20.07.27 | 堺俊治の独り言的情報

今月の10日にイタリアのベネチアで開催されたG20の財務相・中央銀行総裁会議において、法人税率を各国共通で「15%以上」とする最低税率の導入で合意したと報道されました。

 現在の経済活動は100年前の限定された地域活動から常に地球規模の展開を視野に入れた経済活動が当たり前となっています。そのためWHOなどを組織して、国家間経済活動のルールを取り決めたりをしてきたのでしょうが、国際課税のルールは100年間ほぼ変更されないままできた結果、タックスヘイブン(租税回避地域)を国策とする地域や国の出現で、そのタックスヘイブンを過剰に利用して過大な課税逃れをする企業や富裕層が大きな問題となっています。2015年にパナマ文書が漏洩して、世界中の2万社を超える大企業や政治家や経営者のタックスヘイブンでの課税逃れ口座が明らかになり大問題にもなりました。莫大に金を稼いでいる企業や経営者が多大な税逃れをしていることが明らかになり、所得格差を生み出す原因にもなっていることが明らかになったのです。そのうえ単に課税逃れだけではなく、不法な資金(脱税など)や闇取引での資金(麻薬など)を通常の経済取引で流通できるようにマネーロンダリング(資金洗浄)するためにもタックスヘイブンが利用されているそうで、私はこのころから国連がSDGsなどを掲げるのなら、先ずこの問題の是正から取り組むべきで、国連のSDGsなどただのきれいごとの空論だと感じてきました。本質的な課題を避けて、きれいごとを掲げるのはどう見ても「胡散臭い」と思うのです。タックスヘイブンで逃れている課税額が年間凡そ40兆円といわれています。この資金でSDGsの目標など直ぐに達成されると思いませんか。ビニール袋3円にどんな意義があるのかです。
 現在オリンピックが開催され、世界中のアスリートが全く同じルールで競っています。もはや世界の経済活動も基本的には同じルール上で実施されるべきでしょう。その為には世界の法人税率を15%以上に統一するというのはOECD(経済協力開発機構)の大金星だと思います。私が税制と常に向き合ってきた仕事だからということもありますが、私にとってはここ数年来のトップニュースです。そしてOECDは、大手IT企業(GAFAなど)に対して「デジタル課税」という新たな税制の導入も決めたようです。
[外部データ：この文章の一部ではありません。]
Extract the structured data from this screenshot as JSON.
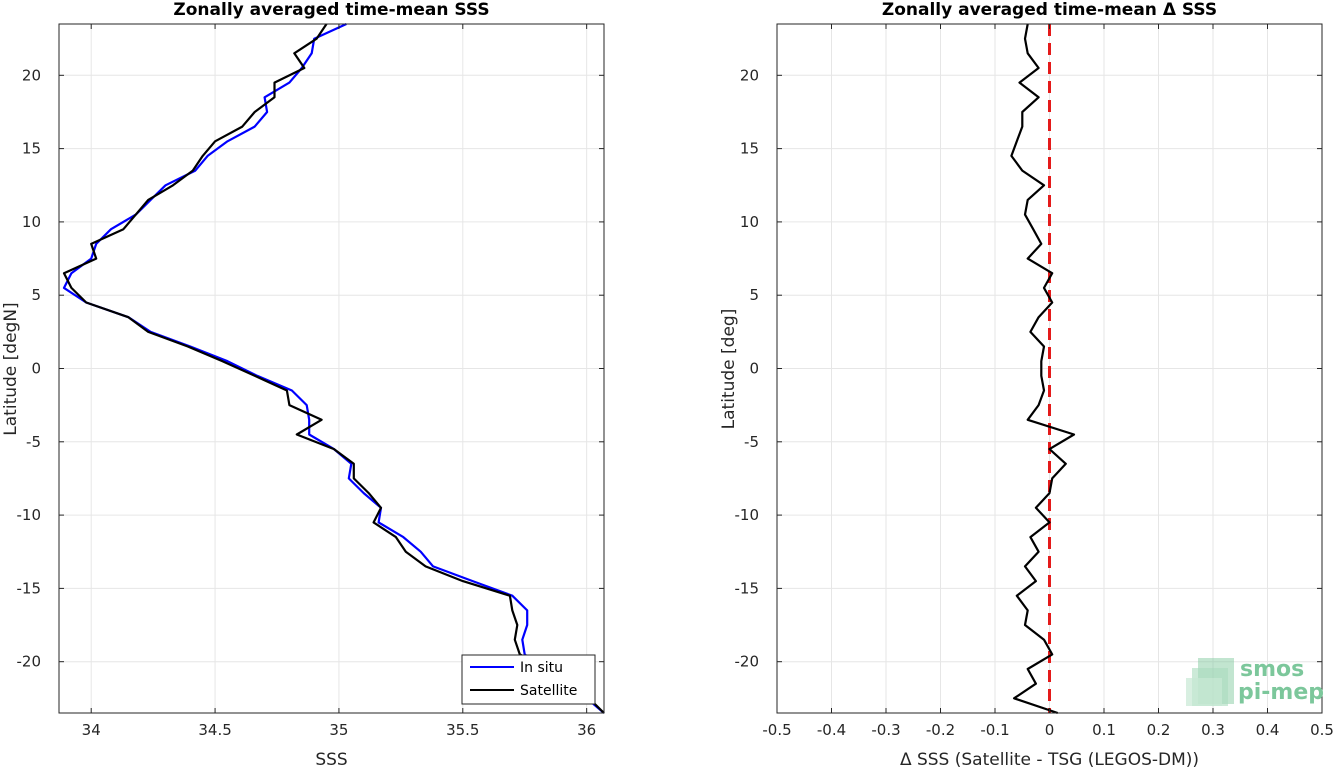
{
  "chart_data": [
    {
      "type": "line",
      "title": "Zonally averaged time-mean SSS",
      "xlabel": "SSS",
      "ylabel": "Latitude [degN]",
      "xlim": [
        33.87,
        36.07
      ],
      "ylim": [
        -23.5,
        23.5
      ],
      "xticks": [
        34,
        34.5,
        35,
        35.5,
        36
      ],
      "xtick_labels": [
        "34",
        "34.5",
        "35",
        "35.5",
        "36"
      ],
      "yticks": [
        20,
        15,
        10,
        5,
        0,
        -5,
        -10,
        -15,
        -20
      ],
      "ytick_labels": [
        "20",
        "15",
        "10",
        "5",
        "0",
        "-5",
        "-10",
        "-15",
        "-20"
      ],
      "grid": true,
      "legend": "bottom-right",
      "series": [
        {
          "name": "In situ",
          "color": "#0000ff",
          "points": [
            [
              35.03,
              23.5
            ],
            [
              34.9,
              22.5
            ],
            [
              34.89,
              21.5
            ],
            [
              34.85,
              20.5
            ],
            [
              34.8,
              19.5
            ],
            [
              34.7,
              18.5
            ],
            [
              34.71,
              17.5
            ],
            [
              34.66,
              16.5
            ],
            [
              34.55,
              15.5
            ],
            [
              34.47,
              14.5
            ],
            [
              34.42,
              13.5
            ],
            [
              34.3,
              12.5
            ],
            [
              34.24,
              11.5
            ],
            [
              34.18,
              10.5
            ],
            [
              34.08,
              9.5
            ],
            [
              34.02,
              8.5
            ],
            [
              34.0,
              7.5
            ],
            [
              33.92,
              6.5
            ],
            [
              33.89,
              5.5
            ],
            [
              33.98,
              4.5
            ],
            [
              34.15,
              3.5
            ],
            [
              34.24,
              2.5
            ],
            [
              34.4,
              1.5
            ],
            [
              34.55,
              0.5
            ],
            [
              34.67,
              -0.5
            ],
            [
              34.81,
              -1.5
            ],
            [
              34.87,
              -2.5
            ],
            [
              34.88,
              -3.5
            ],
            [
              34.88,
              -4.5
            ],
            [
              34.98,
              -5.5
            ],
            [
              35.05,
              -6.5
            ],
            [
              35.04,
              -7.5
            ],
            [
              35.1,
              -8.5
            ],
            [
              35.17,
              -9.5
            ],
            [
              35.16,
              -10.5
            ],
            [
              35.26,
              -11.5
            ],
            [
              35.33,
              -12.5
            ],
            [
              35.38,
              -13.5
            ],
            [
              35.54,
              -14.5
            ],
            [
              35.7,
              -15.5
            ],
            [
              35.76,
              -16.5
            ],
            [
              35.76,
              -17.5
            ],
            [
              35.74,
              -18.5
            ],
            [
              35.75,
              -19.5
            ],
            [
              35.83,
              -20.5
            ],
            [
              35.9,
              -21.5
            ],
            [
              36.0,
              -22.5
            ],
            [
              36.07,
              -23.5
            ]
          ]
        },
        {
          "name": "Satellite",
          "color": "#000000",
          "points": [
            [
              34.95,
              23.5
            ],
            [
              34.91,
              22.5
            ],
            [
              34.82,
              21.5
            ],
            [
              34.86,
              20.5
            ],
            [
              34.74,
              19.5
            ],
            [
              34.74,
              18.5
            ],
            [
              34.66,
              17.5
            ],
            [
              34.61,
              16.5
            ],
            [
              34.5,
              15.5
            ],
            [
              34.45,
              14.5
            ],
            [
              34.41,
              13.5
            ],
            [
              34.33,
              12.5
            ],
            [
              34.23,
              11.5
            ],
            [
              34.18,
              10.5
            ],
            [
              34.13,
              9.5
            ],
            [
              34.0,
              8.5
            ],
            [
              34.02,
              7.5
            ],
            [
              33.89,
              6.5
            ],
            [
              33.92,
              5.5
            ],
            [
              33.98,
              4.5
            ],
            [
              34.15,
              3.5
            ],
            [
              34.23,
              2.5
            ],
            [
              34.39,
              1.5
            ],
            [
              34.53,
              0.5
            ],
            [
              34.66,
              -0.5
            ],
            [
              34.79,
              -1.5
            ],
            [
              34.8,
              -2.5
            ],
            [
              34.93,
              -3.5
            ],
            [
              34.83,
              -4.5
            ],
            [
              34.98,
              -5.5
            ],
            [
              35.06,
              -6.5
            ],
            [
              35.06,
              -7.5
            ],
            [
              35.12,
              -8.5
            ],
            [
              35.17,
              -9.5
            ],
            [
              35.14,
              -10.5
            ],
            [
              35.23,
              -11.5
            ],
            [
              35.27,
              -12.5
            ],
            [
              35.35,
              -13.5
            ],
            [
              35.5,
              -14.5
            ],
            [
              35.69,
              -15.5
            ],
            [
              35.7,
              -16.5
            ],
            [
              35.72,
              -17.5
            ],
            [
              35.71,
              -18.5
            ],
            [
              35.73,
              -19.5
            ],
            [
              35.84,
              -20.5
            ],
            [
              35.93,
              -21.5
            ],
            [
              36.01,
              -22.5
            ],
            [
              36.07,
              -23.5
            ]
          ]
        }
      ]
    },
    {
      "type": "line",
      "title": "Zonally averaged time-mean Δ SSS",
      "xlabel": "Δ SSS (Satellite - TSG (LEGOS-DM))",
      "ylabel": "Latitude [deg]",
      "xlim": [
        -0.5,
        0.5
      ],
      "ylim": [
        -23.5,
        23.5
      ],
      "xticks": [
        -0.5,
        -0.4,
        -0.3,
        -0.2,
        -0.1,
        0,
        0.1,
        0.2,
        0.3,
        0.4,
        0.5
      ],
      "xtick_labels": [
        "-0.5",
        "-0.4",
        "-0.3",
        "-0.2",
        "-0.1",
        "0",
        "0.1",
        "0.2",
        "0.3",
        "0.4",
        "0.5"
      ],
      "yticks": [
        20,
        15,
        10,
        5,
        0,
        -5,
        -10,
        -15,
        -20
      ],
      "ytick_labels": [
        "20",
        "15",
        "10",
        "5",
        "0",
        "-5",
        "-10",
        "-15",
        "-20"
      ],
      "grid": true,
      "zero_line": {
        "x": 0,
        "color": "#e41a1a",
        "style": "dashed"
      },
      "series": [
        {
          "color": "#000000",
          "points": [
            [
              -0.04,
              23.5
            ],
            [
              -0.045,
              22.5
            ],
            [
              -0.04,
              21.5
            ],
            [
              -0.02,
              20.5
            ],
            [
              -0.055,
              19.5
            ],
            [
              -0.02,
              18.5
            ],
            [
              -0.05,
              17.5
            ],
            [
              -0.05,
              16.5
            ],
            [
              -0.06,
              15.5
            ],
            [
              -0.07,
              14.5
            ],
            [
              -0.05,
              13.5
            ],
            [
              -0.01,
              12.5
            ],
            [
              -0.04,
              11.5
            ],
            [
              -0.045,
              10.5
            ],
            [
              -0.03,
              9.5
            ],
            [
              -0.015,
              8.5
            ],
            [
              -0.04,
              7.5
            ],
            [
              0.005,
              6.5
            ],
            [
              -0.01,
              5.5
            ],
            [
              0.005,
              4.5
            ],
            [
              -0.02,
              3.5
            ],
            [
              -0.035,
              2.5
            ],
            [
              -0.01,
              1.5
            ],
            [
              -0.015,
              0.5
            ],
            [
              -0.015,
              -0.5
            ],
            [
              -0.01,
              -1.5
            ],
            [
              -0.02,
              -2.5
            ],
            [
              -0.04,
              -3.5
            ],
            [
              0.045,
              -4.5
            ],
            [
              0.0,
              -5.5
            ],
            [
              0.03,
              -6.5
            ],
            [
              0.005,
              -7.5
            ],
            [
              0.0,
              -8.5
            ],
            [
              -0.025,
              -9.5
            ],
            [
              0.0,
              -10.5
            ],
            [
              -0.035,
              -11.5
            ],
            [
              -0.02,
              -12.5
            ],
            [
              -0.045,
              -13.5
            ],
            [
              -0.025,
              -14.5
            ],
            [
              -0.06,
              -15.5
            ],
            [
              -0.04,
              -16.5
            ],
            [
              -0.045,
              -17.5
            ],
            [
              -0.01,
              -18.5
            ],
            [
              0.005,
              -19.5
            ],
            [
              -0.04,
              -20.5
            ],
            [
              -0.025,
              -21.5
            ],
            [
              -0.065,
              -22.5
            ],
            [
              0.015,
              -23.5
            ]
          ]
        }
      ]
    }
  ],
  "legend": {
    "items": [
      "In situ",
      "Satellite"
    ]
  },
  "logo": {
    "line1": "smos",
    "line2": "pi-mep",
    "color": "#7cc79b"
  }
}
GAFAなどの世界中に多国籍に展開する巨大IT企業は、これまでの様に工場や支店などの物理的課税拠点がないため、旧来の税制では課税対応が困難との判断で「デジタル課税」が創設されるようです。しかしながら当然のごとく反対勢力は存在します。何とか反対勢力の圧力に屈することなく、早急に全世界に「法人税率15%以上」「デジタル課税」を導入し、施行されることを望みます。